The director-general-level policy consultation meeting came after South Korean President Yoon Suk-yeol and Japanese Prime Minister Fumio Kishida agreed last month to mend ties soured by historical disputes and step up security cooperation in the wake of North Korea's escalating provocations, reports Yonhap news agency.
The so-called two-plus-two meeting brought together Seo Min-jung, director-general for Asia and Pacific affairs at the foreign ministry, and Woo Kyoung-suk, deputy director-general for international policy at the Defence Ministry, as well as their Japanese counterparts -- Takehiro Funakoshi, director-general of Asian and Oceanian affairs, and Atsushi Ando, deputy director-general of the Defense Policy Bureau.
During the session, the two sides are expected to share their assessment of the security situation in Northeast Asia and on the Korean Peninsula, and their respective defence and security policies.

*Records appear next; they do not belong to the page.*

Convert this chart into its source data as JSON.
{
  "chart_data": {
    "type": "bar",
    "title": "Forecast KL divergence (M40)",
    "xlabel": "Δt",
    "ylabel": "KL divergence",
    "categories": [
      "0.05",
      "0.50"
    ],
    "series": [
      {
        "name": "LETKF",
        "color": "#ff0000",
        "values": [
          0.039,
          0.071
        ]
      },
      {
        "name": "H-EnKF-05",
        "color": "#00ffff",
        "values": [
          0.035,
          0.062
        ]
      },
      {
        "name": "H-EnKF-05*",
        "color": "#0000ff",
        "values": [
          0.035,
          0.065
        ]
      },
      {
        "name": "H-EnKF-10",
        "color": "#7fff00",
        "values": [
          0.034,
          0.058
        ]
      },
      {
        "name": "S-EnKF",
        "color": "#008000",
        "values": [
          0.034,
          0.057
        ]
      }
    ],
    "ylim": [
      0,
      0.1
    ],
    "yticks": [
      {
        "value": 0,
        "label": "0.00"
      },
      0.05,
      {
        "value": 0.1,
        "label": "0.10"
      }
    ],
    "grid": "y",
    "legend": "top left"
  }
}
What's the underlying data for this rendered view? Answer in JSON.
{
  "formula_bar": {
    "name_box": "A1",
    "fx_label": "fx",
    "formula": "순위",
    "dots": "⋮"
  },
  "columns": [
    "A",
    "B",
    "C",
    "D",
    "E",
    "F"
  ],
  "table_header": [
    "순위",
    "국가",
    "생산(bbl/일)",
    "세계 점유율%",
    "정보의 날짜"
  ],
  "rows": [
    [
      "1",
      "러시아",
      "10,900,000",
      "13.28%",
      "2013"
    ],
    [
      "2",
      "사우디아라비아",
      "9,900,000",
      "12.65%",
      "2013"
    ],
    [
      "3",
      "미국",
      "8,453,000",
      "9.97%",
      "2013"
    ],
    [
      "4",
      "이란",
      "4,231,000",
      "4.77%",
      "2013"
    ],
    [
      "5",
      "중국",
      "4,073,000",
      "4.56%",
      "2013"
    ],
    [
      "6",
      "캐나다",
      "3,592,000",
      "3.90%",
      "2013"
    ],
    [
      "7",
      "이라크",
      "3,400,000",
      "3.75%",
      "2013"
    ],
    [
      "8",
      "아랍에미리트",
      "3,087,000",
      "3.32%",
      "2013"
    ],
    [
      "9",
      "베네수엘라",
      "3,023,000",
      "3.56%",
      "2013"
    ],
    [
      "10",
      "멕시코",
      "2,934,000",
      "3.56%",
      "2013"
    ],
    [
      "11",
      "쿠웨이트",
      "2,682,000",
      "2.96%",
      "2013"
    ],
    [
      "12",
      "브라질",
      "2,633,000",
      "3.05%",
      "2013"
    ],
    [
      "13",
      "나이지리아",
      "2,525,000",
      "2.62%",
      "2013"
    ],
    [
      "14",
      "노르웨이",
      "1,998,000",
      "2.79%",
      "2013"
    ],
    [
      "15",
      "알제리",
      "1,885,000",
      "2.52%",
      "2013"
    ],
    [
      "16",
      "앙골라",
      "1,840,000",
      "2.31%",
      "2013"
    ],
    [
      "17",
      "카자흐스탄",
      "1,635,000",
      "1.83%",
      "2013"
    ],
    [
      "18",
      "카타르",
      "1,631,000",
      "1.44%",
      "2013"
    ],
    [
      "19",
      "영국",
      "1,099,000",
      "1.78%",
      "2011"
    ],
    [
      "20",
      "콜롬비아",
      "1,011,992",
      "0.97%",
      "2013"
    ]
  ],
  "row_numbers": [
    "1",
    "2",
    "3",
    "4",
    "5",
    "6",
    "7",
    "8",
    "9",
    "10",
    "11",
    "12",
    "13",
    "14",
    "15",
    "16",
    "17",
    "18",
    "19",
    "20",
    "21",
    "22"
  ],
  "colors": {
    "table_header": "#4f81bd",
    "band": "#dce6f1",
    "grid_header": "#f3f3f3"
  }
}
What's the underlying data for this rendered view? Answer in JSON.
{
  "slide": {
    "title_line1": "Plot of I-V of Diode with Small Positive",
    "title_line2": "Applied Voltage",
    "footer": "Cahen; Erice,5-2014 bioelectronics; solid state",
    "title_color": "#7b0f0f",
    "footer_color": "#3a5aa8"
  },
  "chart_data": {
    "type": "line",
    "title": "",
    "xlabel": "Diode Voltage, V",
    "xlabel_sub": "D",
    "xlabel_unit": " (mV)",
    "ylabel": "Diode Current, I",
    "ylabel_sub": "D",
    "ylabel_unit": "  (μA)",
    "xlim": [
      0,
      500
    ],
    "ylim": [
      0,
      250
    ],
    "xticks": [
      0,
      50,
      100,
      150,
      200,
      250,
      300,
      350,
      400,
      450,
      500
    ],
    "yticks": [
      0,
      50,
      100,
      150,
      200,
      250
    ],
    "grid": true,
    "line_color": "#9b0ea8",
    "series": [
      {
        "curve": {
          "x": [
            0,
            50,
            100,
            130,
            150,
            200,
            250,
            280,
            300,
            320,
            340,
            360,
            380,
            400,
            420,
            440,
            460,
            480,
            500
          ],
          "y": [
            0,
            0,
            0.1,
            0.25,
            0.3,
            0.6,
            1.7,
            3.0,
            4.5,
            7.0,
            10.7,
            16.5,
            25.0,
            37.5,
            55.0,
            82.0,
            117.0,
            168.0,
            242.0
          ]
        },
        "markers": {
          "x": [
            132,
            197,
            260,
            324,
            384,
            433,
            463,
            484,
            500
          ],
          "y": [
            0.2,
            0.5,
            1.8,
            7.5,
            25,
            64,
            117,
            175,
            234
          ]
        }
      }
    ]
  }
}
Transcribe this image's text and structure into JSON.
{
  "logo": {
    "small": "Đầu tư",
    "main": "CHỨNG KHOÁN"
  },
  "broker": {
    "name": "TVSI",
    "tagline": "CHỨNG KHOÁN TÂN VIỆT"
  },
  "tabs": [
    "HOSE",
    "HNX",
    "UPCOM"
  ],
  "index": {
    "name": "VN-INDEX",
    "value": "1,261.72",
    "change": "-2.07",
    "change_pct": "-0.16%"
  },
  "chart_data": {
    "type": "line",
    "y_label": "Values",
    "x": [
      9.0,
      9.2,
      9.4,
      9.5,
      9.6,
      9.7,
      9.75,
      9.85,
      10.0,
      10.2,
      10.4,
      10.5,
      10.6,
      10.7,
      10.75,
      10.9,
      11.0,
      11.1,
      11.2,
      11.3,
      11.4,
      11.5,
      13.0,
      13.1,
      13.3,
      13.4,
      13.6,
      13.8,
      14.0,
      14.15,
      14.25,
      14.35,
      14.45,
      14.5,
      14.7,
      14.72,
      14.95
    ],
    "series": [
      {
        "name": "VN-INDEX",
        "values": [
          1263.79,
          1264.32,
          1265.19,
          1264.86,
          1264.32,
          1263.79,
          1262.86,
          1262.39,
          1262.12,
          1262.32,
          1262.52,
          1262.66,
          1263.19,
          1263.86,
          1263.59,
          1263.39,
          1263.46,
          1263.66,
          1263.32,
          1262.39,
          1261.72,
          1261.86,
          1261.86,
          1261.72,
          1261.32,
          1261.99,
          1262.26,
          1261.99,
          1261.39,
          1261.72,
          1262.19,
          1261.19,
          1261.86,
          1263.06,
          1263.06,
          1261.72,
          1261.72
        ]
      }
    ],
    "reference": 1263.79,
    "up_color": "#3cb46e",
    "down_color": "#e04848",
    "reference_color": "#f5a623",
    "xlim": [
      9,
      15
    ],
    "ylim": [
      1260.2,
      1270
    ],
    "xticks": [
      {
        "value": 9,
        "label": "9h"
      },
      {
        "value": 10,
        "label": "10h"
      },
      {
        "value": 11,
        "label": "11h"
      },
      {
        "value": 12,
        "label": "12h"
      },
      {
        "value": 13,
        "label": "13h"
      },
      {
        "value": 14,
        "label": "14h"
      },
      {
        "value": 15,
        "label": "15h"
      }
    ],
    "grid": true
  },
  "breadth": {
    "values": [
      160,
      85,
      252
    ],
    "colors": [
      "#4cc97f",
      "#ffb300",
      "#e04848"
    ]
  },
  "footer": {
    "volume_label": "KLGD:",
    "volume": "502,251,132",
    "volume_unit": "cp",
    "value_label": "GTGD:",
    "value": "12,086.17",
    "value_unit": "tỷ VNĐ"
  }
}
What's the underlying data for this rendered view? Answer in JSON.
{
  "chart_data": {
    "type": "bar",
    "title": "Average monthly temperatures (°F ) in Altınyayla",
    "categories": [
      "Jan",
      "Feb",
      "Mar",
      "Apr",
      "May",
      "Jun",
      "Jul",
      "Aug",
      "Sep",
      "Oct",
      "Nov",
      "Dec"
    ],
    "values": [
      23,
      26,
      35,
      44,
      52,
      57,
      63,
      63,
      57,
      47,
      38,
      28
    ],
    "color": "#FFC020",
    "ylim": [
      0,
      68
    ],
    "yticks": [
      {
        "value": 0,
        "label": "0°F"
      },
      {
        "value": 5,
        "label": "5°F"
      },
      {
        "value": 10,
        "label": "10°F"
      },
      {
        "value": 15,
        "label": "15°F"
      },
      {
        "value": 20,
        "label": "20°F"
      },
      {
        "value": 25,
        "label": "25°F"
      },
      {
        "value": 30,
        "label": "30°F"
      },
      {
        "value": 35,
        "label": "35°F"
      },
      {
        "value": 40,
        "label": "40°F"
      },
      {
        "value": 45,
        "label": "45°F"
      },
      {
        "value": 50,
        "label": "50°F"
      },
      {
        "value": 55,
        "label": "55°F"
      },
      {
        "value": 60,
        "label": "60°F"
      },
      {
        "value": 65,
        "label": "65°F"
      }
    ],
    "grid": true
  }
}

The two countries' leaders agreed in a summit in Tokyo last month to resume various government dialogue channels that had been suspended amid strained ties due to historical disputes stemming from Japan's colonization of the Korean Peninsula from 1910-45.
The joint consultation meeting was launched in 1998 after an agreement between the two countries' Foreign Ministers a year earlier.